Majority report
Companies that are measuring and managing their sustainability issues appear to perform better over the long-term in the capital markets. This is one of the important takeaways from a recent analysis conducted by the Governance & Accountability Institute [G&A], of the possible positive associations of increased corporate disclosure and reporting on ESG performance.
Senior corporate managers are interested in gaining advantage in the capital markets and leaders in sustainability management and reporting appear to enjoy increases in share price, lower cost of capital, better risk management profile, inclusion in favorable opinions and popular equity indexes, and more competitive advantages and opportunities.
Who Does ESG Performance Matter To?
So the critical questions: does clear focus on a company's ESG strategies and performance, and structured reporting on sustainability performance matter to investors? To reputational list creators? To creators of important corporate ratings and rankings?
The answers we found to all three stakeholder groups was a resounding yes across the board – there is positive association with each of these, at least for large companies included in a key stock market index. The team at G&A Institute also found clear differentiation between S&P 500 sustainability reporters and companies that do not report. Why the S&P 500 as a critical test?
Analyzing the Impact of ESG Performance: The S&P 500
Because the S&P 500 Index is widely used as a benchmark by asset owners and managers to track their performance.
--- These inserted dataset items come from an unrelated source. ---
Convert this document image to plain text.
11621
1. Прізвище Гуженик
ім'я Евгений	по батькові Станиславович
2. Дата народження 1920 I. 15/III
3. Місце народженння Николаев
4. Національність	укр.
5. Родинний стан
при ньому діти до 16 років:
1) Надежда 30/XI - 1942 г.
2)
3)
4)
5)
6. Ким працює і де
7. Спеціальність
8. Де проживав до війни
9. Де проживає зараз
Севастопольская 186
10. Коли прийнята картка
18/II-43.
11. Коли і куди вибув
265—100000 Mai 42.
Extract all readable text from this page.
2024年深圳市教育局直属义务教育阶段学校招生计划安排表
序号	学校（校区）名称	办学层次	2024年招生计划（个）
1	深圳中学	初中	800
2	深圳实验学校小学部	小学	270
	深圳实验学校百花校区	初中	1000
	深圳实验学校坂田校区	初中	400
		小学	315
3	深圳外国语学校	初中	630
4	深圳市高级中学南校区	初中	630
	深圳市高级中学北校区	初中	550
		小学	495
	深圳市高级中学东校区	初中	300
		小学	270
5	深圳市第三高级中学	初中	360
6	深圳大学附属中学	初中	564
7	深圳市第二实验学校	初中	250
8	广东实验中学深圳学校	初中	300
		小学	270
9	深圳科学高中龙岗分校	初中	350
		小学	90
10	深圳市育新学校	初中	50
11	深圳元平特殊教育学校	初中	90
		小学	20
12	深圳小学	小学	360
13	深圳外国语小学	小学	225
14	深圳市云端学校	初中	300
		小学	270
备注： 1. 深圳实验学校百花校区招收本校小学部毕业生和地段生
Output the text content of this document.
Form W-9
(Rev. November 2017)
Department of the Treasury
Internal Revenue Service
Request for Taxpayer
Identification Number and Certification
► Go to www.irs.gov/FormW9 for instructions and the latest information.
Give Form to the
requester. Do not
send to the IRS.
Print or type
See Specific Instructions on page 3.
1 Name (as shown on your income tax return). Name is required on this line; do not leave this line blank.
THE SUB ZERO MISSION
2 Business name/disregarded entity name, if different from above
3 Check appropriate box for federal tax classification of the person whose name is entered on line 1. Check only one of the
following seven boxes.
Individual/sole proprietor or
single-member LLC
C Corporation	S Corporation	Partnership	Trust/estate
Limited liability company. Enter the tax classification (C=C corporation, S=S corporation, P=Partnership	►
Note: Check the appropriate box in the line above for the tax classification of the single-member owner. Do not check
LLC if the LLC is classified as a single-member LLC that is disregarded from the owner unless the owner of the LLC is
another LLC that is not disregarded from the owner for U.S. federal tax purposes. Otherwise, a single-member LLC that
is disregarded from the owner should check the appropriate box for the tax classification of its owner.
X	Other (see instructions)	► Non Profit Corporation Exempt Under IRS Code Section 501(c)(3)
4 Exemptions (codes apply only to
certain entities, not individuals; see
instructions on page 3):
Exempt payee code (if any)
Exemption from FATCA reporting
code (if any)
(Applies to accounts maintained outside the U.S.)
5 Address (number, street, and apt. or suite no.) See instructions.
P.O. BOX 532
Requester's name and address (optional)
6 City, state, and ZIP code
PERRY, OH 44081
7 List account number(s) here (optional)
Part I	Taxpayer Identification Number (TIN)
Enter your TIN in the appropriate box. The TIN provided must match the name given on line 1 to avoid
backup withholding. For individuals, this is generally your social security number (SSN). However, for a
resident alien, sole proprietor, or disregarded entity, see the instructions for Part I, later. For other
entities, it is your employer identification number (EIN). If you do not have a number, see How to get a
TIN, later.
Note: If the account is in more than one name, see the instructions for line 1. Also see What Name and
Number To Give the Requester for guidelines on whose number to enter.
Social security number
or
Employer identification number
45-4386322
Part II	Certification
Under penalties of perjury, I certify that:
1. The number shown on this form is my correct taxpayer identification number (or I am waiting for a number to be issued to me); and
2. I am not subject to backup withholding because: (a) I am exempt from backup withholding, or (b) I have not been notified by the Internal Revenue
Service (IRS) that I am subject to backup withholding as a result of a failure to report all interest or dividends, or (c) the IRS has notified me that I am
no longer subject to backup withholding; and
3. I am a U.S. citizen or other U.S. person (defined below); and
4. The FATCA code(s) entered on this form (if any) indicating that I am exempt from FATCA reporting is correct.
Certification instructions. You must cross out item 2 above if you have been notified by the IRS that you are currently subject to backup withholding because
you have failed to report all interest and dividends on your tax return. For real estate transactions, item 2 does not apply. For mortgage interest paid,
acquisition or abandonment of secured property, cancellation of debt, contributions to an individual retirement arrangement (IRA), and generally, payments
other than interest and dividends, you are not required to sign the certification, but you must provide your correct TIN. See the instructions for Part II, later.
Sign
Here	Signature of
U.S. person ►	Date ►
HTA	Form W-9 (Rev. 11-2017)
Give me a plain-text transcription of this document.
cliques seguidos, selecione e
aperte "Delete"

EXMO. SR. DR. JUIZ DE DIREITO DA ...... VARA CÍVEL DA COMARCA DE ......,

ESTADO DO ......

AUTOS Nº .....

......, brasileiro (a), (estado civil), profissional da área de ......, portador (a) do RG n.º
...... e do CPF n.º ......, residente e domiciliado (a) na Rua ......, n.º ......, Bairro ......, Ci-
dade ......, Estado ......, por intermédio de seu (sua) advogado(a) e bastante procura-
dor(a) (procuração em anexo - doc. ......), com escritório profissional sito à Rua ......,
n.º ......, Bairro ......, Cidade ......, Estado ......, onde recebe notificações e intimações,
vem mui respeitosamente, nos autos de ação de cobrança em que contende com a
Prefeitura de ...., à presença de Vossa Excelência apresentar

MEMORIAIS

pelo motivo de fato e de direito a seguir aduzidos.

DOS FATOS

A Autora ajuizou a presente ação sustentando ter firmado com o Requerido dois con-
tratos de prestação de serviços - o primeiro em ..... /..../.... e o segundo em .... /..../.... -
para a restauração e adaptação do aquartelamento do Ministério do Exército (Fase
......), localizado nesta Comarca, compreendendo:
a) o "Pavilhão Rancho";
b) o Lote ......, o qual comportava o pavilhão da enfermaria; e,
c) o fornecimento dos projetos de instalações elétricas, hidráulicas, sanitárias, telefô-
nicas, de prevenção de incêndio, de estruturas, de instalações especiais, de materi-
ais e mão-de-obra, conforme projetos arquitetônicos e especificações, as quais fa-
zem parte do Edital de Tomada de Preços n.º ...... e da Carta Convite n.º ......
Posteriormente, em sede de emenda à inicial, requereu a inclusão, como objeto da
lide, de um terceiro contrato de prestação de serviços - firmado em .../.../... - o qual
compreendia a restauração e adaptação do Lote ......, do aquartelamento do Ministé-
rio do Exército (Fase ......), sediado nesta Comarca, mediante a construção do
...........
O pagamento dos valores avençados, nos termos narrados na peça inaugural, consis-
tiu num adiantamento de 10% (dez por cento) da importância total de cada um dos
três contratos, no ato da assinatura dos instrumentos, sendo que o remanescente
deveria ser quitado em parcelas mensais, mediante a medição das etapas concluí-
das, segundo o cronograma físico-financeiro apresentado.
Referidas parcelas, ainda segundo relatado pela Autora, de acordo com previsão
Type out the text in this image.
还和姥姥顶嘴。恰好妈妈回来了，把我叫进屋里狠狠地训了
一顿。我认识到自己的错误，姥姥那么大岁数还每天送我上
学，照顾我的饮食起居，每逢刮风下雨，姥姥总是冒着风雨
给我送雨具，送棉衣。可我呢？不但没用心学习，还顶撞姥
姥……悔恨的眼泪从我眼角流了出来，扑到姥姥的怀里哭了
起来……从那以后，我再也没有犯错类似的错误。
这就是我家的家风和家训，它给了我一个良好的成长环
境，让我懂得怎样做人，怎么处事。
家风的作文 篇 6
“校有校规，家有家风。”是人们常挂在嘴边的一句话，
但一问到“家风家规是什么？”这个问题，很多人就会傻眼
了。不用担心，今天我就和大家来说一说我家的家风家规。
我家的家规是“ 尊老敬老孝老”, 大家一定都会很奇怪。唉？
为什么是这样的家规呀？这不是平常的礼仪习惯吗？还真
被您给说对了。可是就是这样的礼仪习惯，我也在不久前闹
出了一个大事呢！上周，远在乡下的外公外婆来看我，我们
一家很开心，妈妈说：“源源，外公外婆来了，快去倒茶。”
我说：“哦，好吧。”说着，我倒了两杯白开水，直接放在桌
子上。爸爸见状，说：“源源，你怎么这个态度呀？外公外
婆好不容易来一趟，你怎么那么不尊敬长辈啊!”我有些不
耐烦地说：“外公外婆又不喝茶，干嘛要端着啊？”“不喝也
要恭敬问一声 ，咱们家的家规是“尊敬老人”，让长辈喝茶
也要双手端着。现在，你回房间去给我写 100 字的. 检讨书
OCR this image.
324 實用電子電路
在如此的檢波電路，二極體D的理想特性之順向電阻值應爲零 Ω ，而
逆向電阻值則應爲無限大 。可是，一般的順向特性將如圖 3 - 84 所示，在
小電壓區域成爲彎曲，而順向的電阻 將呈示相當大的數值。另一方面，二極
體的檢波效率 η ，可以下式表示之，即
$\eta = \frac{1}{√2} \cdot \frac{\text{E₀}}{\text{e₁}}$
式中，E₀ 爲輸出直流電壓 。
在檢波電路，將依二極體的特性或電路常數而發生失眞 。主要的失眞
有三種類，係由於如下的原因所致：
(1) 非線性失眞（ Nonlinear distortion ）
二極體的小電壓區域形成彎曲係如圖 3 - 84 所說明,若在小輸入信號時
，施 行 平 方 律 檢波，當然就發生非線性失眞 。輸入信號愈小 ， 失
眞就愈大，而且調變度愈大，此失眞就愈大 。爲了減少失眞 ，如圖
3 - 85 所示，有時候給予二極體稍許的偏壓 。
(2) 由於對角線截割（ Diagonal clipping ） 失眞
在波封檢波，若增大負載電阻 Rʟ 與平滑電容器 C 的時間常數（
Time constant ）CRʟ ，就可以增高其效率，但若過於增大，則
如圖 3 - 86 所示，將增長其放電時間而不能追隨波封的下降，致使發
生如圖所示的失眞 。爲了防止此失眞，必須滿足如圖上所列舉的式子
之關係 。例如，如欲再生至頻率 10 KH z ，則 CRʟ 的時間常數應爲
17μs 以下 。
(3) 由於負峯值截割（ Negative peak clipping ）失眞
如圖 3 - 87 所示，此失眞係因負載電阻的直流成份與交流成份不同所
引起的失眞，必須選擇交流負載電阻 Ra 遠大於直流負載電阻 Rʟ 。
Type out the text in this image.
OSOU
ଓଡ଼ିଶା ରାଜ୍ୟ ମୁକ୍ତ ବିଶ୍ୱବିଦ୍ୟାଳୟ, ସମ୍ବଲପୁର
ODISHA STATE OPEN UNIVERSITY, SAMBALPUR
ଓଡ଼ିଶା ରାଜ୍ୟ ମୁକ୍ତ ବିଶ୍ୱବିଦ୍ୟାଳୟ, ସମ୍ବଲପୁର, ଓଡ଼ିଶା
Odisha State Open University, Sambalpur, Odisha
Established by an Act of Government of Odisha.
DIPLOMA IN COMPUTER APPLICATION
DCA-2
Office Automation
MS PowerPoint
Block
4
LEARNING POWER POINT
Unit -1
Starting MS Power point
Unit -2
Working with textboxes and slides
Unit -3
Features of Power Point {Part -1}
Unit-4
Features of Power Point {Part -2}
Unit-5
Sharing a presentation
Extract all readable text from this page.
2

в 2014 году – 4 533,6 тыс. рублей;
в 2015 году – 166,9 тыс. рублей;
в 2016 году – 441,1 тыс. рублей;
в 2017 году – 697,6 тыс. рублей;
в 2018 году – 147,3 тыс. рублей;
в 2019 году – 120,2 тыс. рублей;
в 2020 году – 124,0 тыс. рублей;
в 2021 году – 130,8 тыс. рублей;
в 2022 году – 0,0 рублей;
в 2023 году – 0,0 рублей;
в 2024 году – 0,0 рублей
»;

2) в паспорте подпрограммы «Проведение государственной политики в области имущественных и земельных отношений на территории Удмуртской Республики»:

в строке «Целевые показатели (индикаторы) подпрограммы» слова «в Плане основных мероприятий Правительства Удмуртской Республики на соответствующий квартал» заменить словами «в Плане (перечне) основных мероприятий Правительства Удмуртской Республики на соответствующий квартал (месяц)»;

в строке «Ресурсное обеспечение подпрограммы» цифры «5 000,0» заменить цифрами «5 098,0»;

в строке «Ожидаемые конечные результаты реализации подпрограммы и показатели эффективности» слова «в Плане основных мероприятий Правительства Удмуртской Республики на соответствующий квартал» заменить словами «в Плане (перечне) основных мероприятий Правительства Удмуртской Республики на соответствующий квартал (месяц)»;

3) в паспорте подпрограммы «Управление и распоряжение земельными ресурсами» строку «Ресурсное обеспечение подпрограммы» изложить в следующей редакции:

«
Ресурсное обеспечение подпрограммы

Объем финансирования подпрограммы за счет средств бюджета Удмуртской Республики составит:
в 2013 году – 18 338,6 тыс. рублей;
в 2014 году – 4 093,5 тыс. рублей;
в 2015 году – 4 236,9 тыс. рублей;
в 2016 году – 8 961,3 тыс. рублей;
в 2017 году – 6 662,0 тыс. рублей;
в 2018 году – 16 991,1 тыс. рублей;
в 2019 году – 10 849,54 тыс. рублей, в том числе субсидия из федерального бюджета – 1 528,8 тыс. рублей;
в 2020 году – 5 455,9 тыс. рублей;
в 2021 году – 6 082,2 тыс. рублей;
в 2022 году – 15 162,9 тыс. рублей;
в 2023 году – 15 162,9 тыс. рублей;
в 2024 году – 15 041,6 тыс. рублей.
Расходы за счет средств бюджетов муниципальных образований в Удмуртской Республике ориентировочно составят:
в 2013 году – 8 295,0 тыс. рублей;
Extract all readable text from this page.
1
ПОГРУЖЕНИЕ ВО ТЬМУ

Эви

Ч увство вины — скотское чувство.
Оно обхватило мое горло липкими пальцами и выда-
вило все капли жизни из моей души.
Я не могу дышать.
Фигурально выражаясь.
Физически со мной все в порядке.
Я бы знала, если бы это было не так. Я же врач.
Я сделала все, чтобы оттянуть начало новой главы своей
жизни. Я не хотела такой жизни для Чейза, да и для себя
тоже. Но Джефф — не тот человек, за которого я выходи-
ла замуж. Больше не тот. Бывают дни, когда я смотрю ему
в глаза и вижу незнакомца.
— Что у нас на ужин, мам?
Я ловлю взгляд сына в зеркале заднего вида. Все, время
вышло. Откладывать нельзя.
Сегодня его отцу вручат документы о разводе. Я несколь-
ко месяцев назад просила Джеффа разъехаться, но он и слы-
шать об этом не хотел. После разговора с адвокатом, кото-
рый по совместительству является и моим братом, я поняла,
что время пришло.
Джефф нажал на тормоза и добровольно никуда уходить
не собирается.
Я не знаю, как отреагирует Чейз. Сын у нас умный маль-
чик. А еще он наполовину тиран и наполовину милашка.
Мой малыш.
Wall Street managers like to say "The market is the market," indicating that it is a challenge for investors to beat the market in stock picking and to achieve outperformance of the assets they manage for themselves and others. Rewards can go to those managers that can beat their benchmarks, which for many, is the S&P 500 Index.
The S&P 500 Equal Weight Index is comprised of the 500 leading companies in various industries of the U.S. economy, representing about 80 percent of coverage of all U.S. equities. Company boards and executives know that inclusion in the index (or being dropped from it) can mean very good news or very bad news on the day when the index components are announced.